Davis -- who is listed as the charity's only director -- refused multiple requests for an interview. Spokeswoman Kate Gordon released this statement, which reads in part: "Team Play accomplished its mission by distributing donations to over 10 nonprofits, including the American Red Cross. Our fundraising came from Baron Davis, a private network of donors and our main event -- LA Stars. When fundraising costs with LA Stars exceeded sponsorships, we felt a responsibility to focus on more efficient ways to raise money."
Some is better than none
While Davis' LA Stars event might be an extreme case of a fundraiser failure, Berger said the type of events athletes -- or celebrities in general -- like to use to raise money often fall short of the 66 percent charitable-expense standard because they're so expensive to run.
The loss of a major corporate sponsor resulted in the Kyle Petty Charity Ride's percentage to charity dipping to 46 percent in 2010 and 60 percent in 2011, former NASCAR driver Kyle Petty told "Outside the Lines."
"This is something that's always been near and dear to my heart," he said. The event, which is a springtime cross-country motorcycle ride, relies on riders to pay a certain amount that covers their fuel, food, lodging and other costs as well as their charitable donation. Corporate sponsors made up the rest.
"For the last three or four years, we haven't had a marquee sponsor," Petty said. "It has cut into our ability to give the amount of money we have in the past."
Petty said organizers haggle with hotels and other vendors to keep costs down, and the event replaced its executive director, who had been making $135,000 a year, with someone making half as much.

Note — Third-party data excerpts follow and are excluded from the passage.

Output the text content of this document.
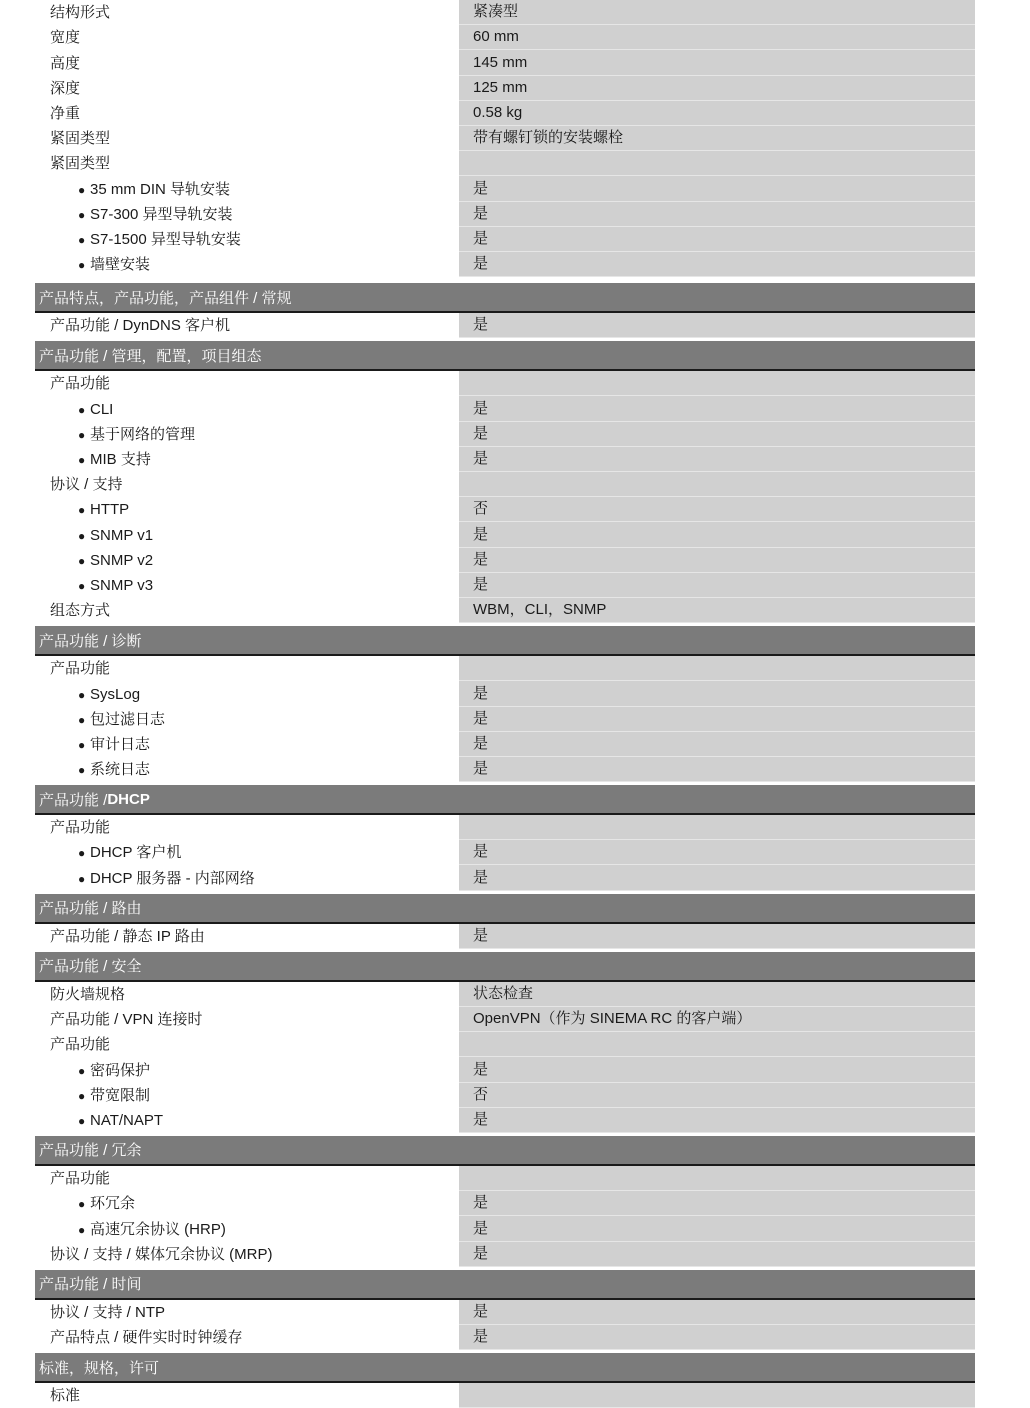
结构形式	紧凑型
宽度	60 mm
高度	145 mm
深度	125 mm
净重	0.58 kg
紧固类型	带有螺钉锁的安装螺栓
紧固类型
● 35 mm DIN 导轨安装	是
● S7-300 异型导轨安装	是
● S7-1500 异型导轨安装	是
● 墙壁安装	是
产品特点，产品功能，产品组件 / 常规
产品功能 / DynDNS 客户机	是
产品功能 / 管理，配置，项目组态
产品功能
● CLI	是
● 基于网络的管理	是
● MIB 支持	是
协议 / 支持
● HTTP	否
● SNMP v1	是
● SNMP v2	是
● SNMP v3	是
组态方式	WBM，CLI，SNMP
产品功能 / 诊断
产品功能
● SysLog	是
● 包过滤日志	是
● 审计日志	是
● 系统日志	是
产品功能 / DHCP
产品功能
● DHCP 客户机	是
● DHCP 服务器 - 内部网络	是
产品功能 / 路由
产品功能 / 静态 IP 路由	是
产品功能 / 安全
防火墙规格	状态检查
产品功能 / VPN 连接时	OpenVPN（作为 SINEMA RC 的客户端）
产品功能
● 密码保护	是
● 带宽限制	否
● NAT/NAPT	是
产品功能 / 冗余
产品功能
● 环冗余	是
● 高速冗余协议 (HRP)	是
协议 / 支持 / 媒体冗余协议 (MRP)	是
产品功能 / 时间
协议 / 支持 / NTP	是
产品特点 / 硬件实时时钟缓存	是
标准，规格，许可
标准
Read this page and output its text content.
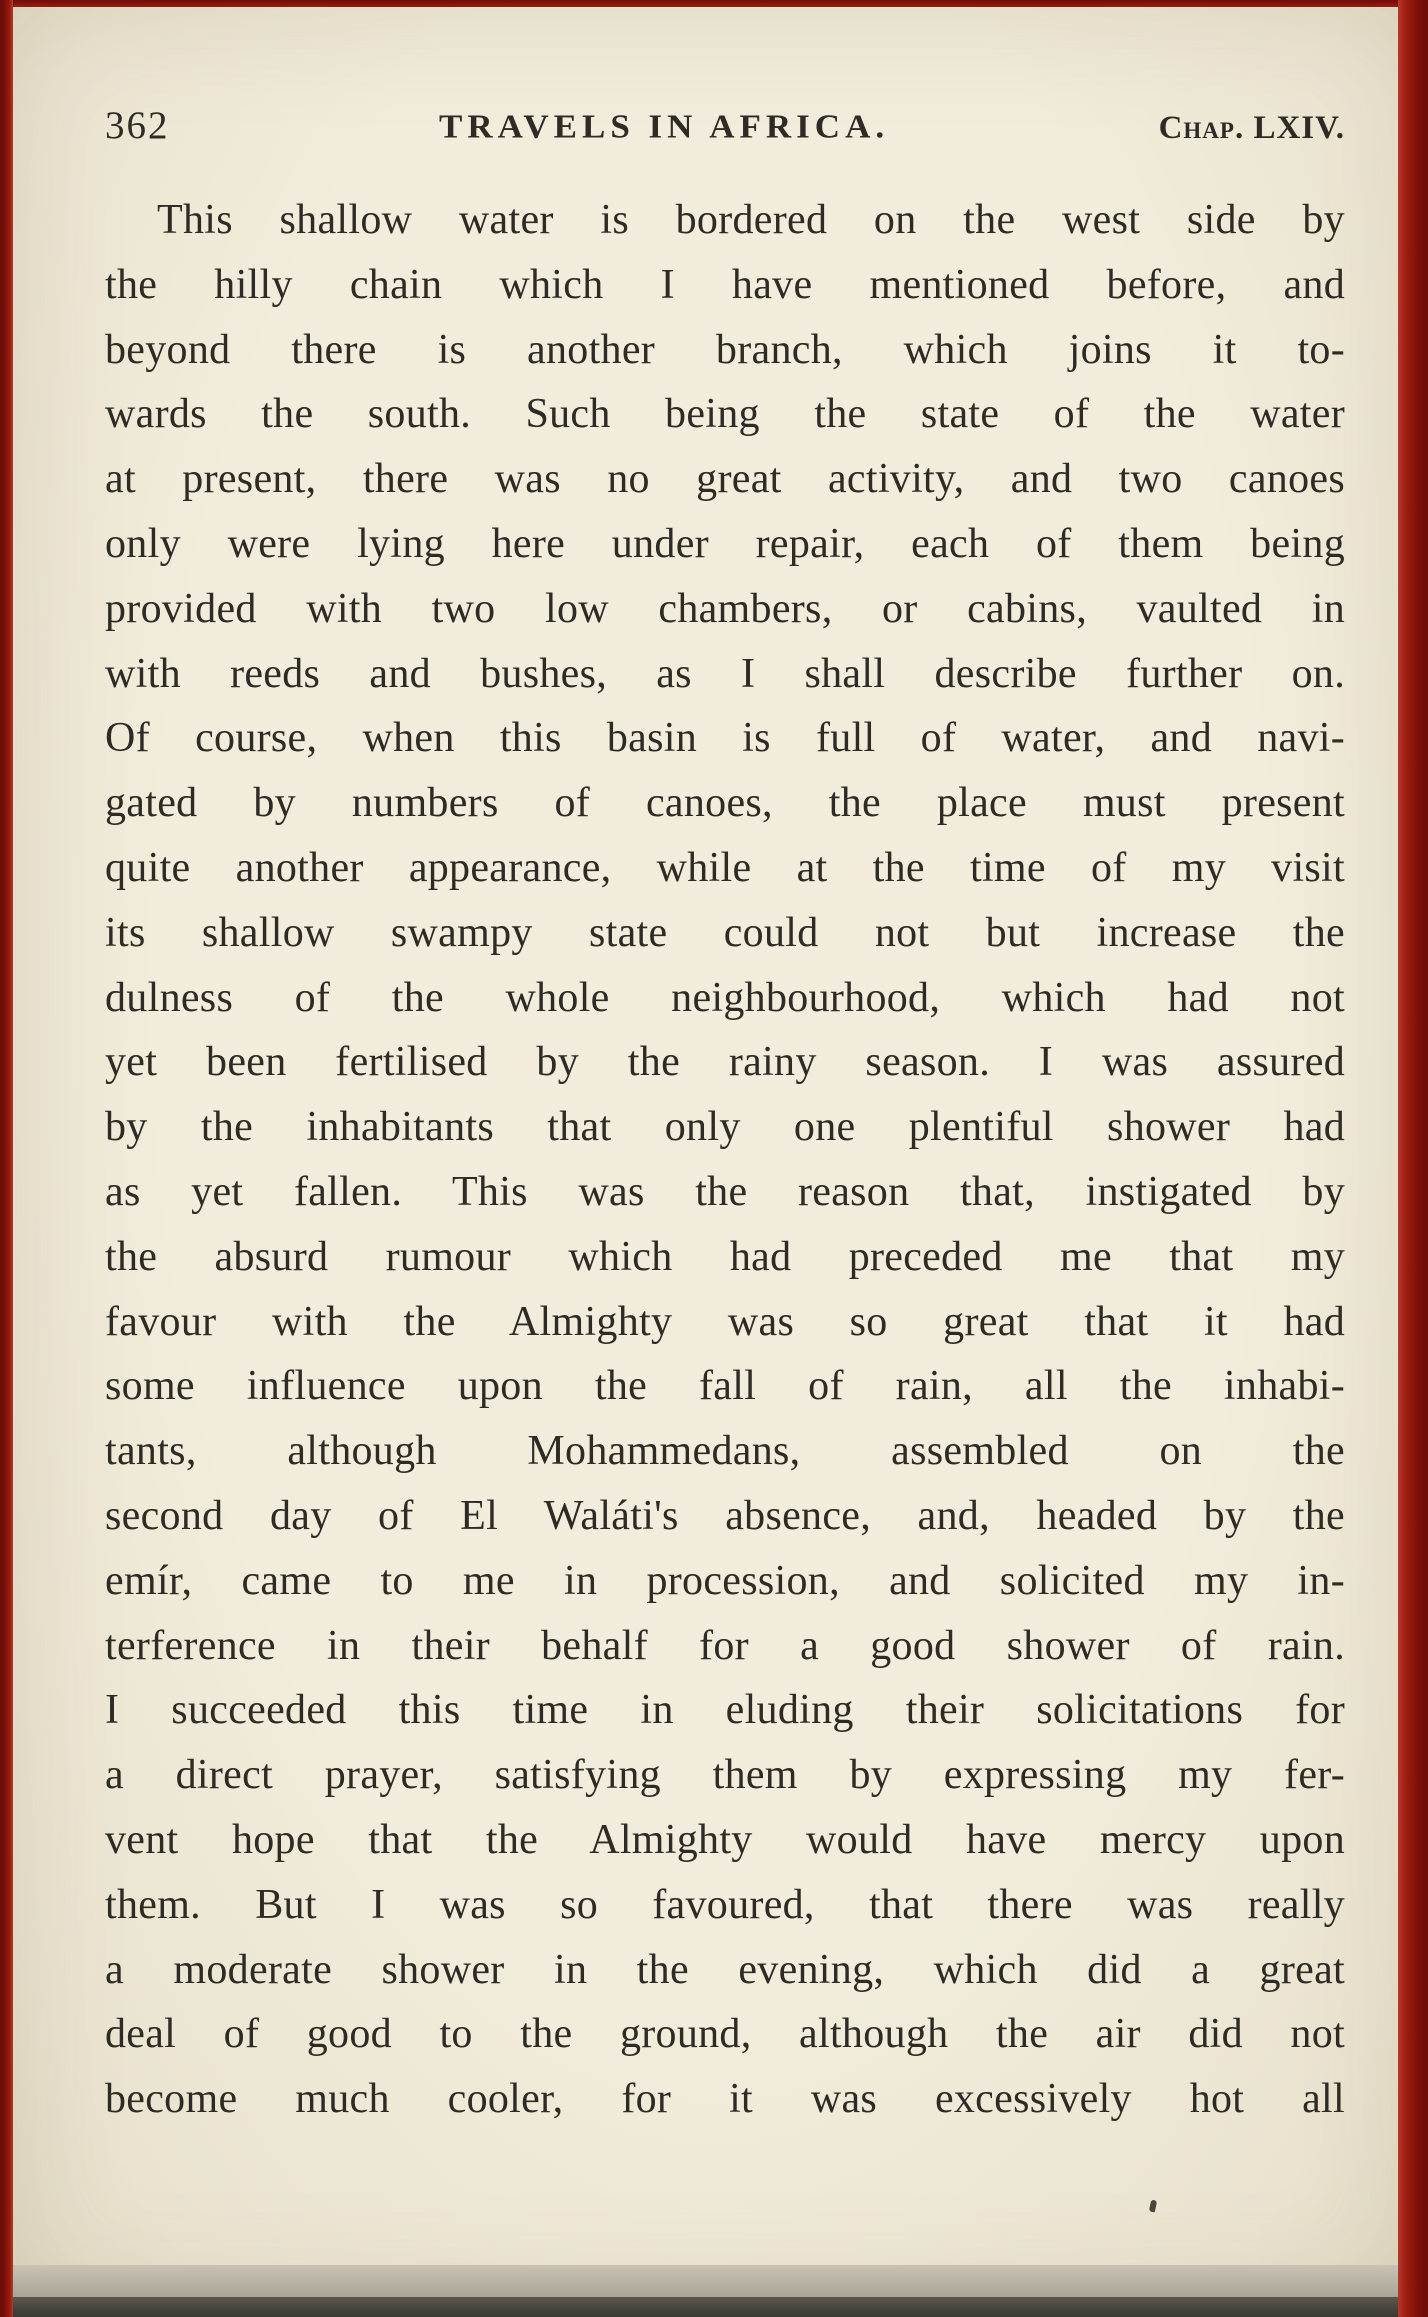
362	TRAVELS IN AFRICA.	Chap. LXIV.
This shallow water is bordered on the west side by
the hilly chain which I have mentioned before, and
beyond there is another branch, which joins it to-
wards the south. Such being the state of the water
at present, there was no great activity, and two canoes
only were lying here under repair, each of them being
provided with two low chambers, or cabins, vaulted in
with reeds and bushes, as I shall describe further on.
Of course, when this basin is full of water, and navi-
gated by numbers of canoes, the place must present
quite another appearance, while at the time of my visit
its shallow swampy state could not but increase the
dulness of the whole neighbourhood, which had not
yet been fertilised by the rainy season. I was assured
by the inhabitants that only one plentiful shower had
as yet fallen. This was the reason that, instigated by
the absurd rumour which had preceded me that my
favour with the Almighty was so great that it had
some influence upon the fall of rain, all the inhabi-
tants, although Mohammedans, assembled on the
second day of El Waláti's absence, and, headed by the
emír, came to me in procession, and solicited my in-
terference in their behalf for a good shower of rain.
I succeeded this time in eluding their solicitations for
a direct prayer, satisfying them by expressing my fer-
vent hope that the Almighty would have mercy upon
them. But I was so favoured, that there was really
a moderate shower in the evening, which did a great
deal of good to the ground, although the air did not
become much cooler, for it was excessively hot all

"We're like every other charity in America right now. You're at the mercy of where the economy is in some way shape or form," Petty said, adding that the event will have a new key sponsor this year and, he hopes, will be able surpass that 66 percent threshold.
But organizers of other big sports-related charity events question whether that threshold judges them fairly. In 2009 and 2010, the Franklin Templeton Shootout -- which, like many PGA Tour events, is structured as a public charity -- spent only about a third of its money on charitable recipients. The event is also referred to as the Shark Shootout in recognition of its founder, golfer Greg Norman, whose Great White Shark Enterprises has run the event.
President Bart Collins said the shootout follows the same model as other PGA Tour events, where the biggest expenses are prize money and the cost to get the event on television, which are necessary to attract players, sponsors and fans. "Whether you save 15 or 20 percent on catering or scaffolding or parking or the other operational expenses," won't matter much, he said, when those two big expenses are often "cast in stone."
Ron Price, chief financial officer of the PGA Tour, said the tour requires that the net amount from the event goes to charity but doesn't specify what percentage that should be of expenses. He said the 66 percent of expenses standard is good for nonprofits that actually run charitable programs, but for those that raise money for other charities, such as the Tour event, he said the bottom line net revenue matters more. And he points out that, in 2011, all PGA Tour events combined gave $120 million to charity.
"It's a hard business, and our heart's in it," Collins said. "I understand, with 115 athletes, you'll have some abuses with charities, but this really isn't one of them."
Despite that argument and the bottom line, Berger, from Charity Navigator, stands firm, saying the shootout was, "so vastly inefficient that it just sort of trumps everything else."